A brush with blockbusters on his two Missions
When De Palma watch the premiere of Carlito’s Way at the Berlin Film Festival, he thought to himself, “I can’t make a better picture than this.” This made its mixed reviews and lackluster box-office all the more heartbreaking. In 1996, when the director was offered a hack job to direct the movie version of a popular 60s spy show, he saw the chance of a reprieve. “‘I’m going to make a big hit,’ I thought. ‘Tom Cruise. Mission Impossible. Come on!’”

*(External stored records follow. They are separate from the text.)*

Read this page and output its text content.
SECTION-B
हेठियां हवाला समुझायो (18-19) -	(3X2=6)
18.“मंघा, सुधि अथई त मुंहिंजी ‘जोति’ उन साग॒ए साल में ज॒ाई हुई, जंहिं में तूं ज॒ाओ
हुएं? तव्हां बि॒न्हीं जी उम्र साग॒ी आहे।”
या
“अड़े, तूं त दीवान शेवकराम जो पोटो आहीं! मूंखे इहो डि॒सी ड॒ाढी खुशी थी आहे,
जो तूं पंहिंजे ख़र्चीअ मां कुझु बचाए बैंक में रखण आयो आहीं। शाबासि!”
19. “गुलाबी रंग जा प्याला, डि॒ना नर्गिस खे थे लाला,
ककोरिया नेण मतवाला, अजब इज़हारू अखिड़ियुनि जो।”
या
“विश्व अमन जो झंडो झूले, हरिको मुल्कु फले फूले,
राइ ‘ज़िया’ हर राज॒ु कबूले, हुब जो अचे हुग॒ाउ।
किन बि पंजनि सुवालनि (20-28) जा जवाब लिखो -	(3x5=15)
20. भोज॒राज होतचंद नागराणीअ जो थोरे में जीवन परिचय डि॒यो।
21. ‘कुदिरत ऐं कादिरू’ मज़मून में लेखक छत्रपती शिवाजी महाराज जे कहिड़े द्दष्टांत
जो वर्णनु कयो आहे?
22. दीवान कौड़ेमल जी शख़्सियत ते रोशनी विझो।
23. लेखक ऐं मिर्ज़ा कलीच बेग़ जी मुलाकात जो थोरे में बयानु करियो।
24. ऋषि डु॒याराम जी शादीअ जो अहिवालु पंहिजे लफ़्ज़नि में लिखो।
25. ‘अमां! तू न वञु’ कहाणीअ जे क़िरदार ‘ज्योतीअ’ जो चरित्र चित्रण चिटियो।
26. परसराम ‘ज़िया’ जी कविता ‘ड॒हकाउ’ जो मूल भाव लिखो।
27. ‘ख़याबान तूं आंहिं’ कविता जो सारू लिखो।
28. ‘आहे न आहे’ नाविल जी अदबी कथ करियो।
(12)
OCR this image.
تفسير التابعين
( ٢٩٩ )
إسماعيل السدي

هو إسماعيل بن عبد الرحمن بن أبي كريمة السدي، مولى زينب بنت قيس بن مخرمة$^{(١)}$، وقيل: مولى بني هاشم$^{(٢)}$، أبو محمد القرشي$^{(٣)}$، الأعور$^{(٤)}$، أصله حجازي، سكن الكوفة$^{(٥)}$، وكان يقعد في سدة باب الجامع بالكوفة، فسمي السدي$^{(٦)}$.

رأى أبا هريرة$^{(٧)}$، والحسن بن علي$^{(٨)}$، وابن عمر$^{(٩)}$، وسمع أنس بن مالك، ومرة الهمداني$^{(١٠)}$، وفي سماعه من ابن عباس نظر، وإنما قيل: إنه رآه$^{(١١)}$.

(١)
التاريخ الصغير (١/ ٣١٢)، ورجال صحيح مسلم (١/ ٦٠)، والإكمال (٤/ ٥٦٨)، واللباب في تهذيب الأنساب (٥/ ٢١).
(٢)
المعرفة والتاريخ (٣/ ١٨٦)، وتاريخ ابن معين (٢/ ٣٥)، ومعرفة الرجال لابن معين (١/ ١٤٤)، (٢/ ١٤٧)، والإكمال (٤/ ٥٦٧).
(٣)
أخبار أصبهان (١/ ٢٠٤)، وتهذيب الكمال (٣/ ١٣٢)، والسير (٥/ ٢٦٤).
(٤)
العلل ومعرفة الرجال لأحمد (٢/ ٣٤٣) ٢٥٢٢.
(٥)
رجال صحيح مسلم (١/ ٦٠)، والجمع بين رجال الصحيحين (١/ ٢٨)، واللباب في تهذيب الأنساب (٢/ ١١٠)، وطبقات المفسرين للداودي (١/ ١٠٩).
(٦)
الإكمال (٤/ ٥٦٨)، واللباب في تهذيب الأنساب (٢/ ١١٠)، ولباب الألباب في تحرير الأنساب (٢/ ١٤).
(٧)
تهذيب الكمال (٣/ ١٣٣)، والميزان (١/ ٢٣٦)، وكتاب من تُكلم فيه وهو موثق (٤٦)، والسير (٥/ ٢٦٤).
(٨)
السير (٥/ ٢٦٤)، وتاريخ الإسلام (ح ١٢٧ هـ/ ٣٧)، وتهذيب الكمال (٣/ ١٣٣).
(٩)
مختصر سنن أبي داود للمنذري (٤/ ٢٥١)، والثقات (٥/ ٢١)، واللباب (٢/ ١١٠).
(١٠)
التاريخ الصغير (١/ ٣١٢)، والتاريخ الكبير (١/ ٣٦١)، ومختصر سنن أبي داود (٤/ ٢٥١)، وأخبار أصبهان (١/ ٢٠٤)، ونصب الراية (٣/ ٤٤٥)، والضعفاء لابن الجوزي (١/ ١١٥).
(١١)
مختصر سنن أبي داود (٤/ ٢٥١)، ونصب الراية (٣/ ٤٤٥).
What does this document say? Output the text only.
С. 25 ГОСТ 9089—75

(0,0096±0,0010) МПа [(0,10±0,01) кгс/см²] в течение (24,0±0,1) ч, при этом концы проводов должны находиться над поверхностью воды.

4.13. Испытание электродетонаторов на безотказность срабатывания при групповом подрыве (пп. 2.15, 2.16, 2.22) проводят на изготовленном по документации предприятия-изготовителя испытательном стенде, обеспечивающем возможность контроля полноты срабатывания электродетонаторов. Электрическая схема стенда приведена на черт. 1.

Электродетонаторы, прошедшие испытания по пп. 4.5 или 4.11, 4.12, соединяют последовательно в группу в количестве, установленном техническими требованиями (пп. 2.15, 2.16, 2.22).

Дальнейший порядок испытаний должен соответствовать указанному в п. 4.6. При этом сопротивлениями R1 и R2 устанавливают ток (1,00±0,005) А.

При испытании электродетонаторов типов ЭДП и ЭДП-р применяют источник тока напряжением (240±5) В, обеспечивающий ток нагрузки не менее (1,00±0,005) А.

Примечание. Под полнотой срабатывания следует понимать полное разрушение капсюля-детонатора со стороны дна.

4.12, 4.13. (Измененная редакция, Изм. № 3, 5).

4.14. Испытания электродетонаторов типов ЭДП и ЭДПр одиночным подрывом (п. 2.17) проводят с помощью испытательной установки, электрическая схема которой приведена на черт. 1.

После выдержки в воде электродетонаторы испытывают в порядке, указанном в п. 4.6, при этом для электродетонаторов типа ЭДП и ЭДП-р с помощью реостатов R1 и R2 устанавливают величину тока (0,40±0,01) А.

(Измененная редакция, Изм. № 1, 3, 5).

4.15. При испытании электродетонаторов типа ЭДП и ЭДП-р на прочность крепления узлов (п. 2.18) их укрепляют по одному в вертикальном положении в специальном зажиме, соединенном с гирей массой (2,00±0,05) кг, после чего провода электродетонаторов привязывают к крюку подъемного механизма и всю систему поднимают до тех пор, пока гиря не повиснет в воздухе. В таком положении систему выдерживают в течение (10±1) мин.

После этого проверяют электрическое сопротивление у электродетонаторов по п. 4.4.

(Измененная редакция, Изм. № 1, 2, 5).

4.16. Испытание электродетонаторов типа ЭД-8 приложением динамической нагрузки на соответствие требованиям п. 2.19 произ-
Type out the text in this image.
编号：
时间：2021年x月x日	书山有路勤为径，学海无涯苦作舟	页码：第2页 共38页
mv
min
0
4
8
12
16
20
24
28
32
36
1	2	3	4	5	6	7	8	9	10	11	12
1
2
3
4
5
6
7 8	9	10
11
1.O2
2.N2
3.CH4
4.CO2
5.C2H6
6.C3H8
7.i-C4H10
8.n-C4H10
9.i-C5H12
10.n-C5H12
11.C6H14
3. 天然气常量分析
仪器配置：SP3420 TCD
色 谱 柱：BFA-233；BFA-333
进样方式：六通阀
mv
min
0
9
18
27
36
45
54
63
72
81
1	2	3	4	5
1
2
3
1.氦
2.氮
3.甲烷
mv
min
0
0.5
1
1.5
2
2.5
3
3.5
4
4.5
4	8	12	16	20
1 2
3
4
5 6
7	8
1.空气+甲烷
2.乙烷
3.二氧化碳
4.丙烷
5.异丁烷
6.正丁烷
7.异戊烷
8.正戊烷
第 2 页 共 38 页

But even then, De Palma couldn’t play it straight, surrounding his spectacular setpieces with an audaciously labyrinthian plot. Audiences were thrilled, but baffled. "If you want to see Law and Order, it's on every night," was his defence. Four year's later he had audiences scratching their head again with Mission to Mars (2000), his biggest budget movie. The French loved it, everyone else hated it, and his brief afair with Hollywood blockbusters was over.
Casualties of War and the other outliers
De Palma has other strings to his bow. There are his two underrated anti-war movies, Casualties of War (1989) and Redacted (2007); the off-beat comedies, Get to Know Your Rabbit (1972) and Wise Guys (1986); his demented rock opera, The Phantom of the Paradise (1974); a disastrous literary adaptation, Bonfire of the Vanities (1990); more stunning thrillers, Blow Out (1980) and Femme Fatale (2002); more demented thrillers, Raising Cain (1992) and Snake Eyes (1998); and two telekinetic teen movies, Carrie (1976) and The Fury (1978).
In short, one of the most interesting careers in American cinema, and one of the most missunderstood. "I've never been accepted as that conventional artist,” he told the Guardian in 2006. “Whatever you say about David Lynch or Martin Scorsese, they are considered major film artists and nobody can argue with that. I've never had that…"
Maybe Baumbach and Paltrow’s film is a step towards his critical rehabilitation.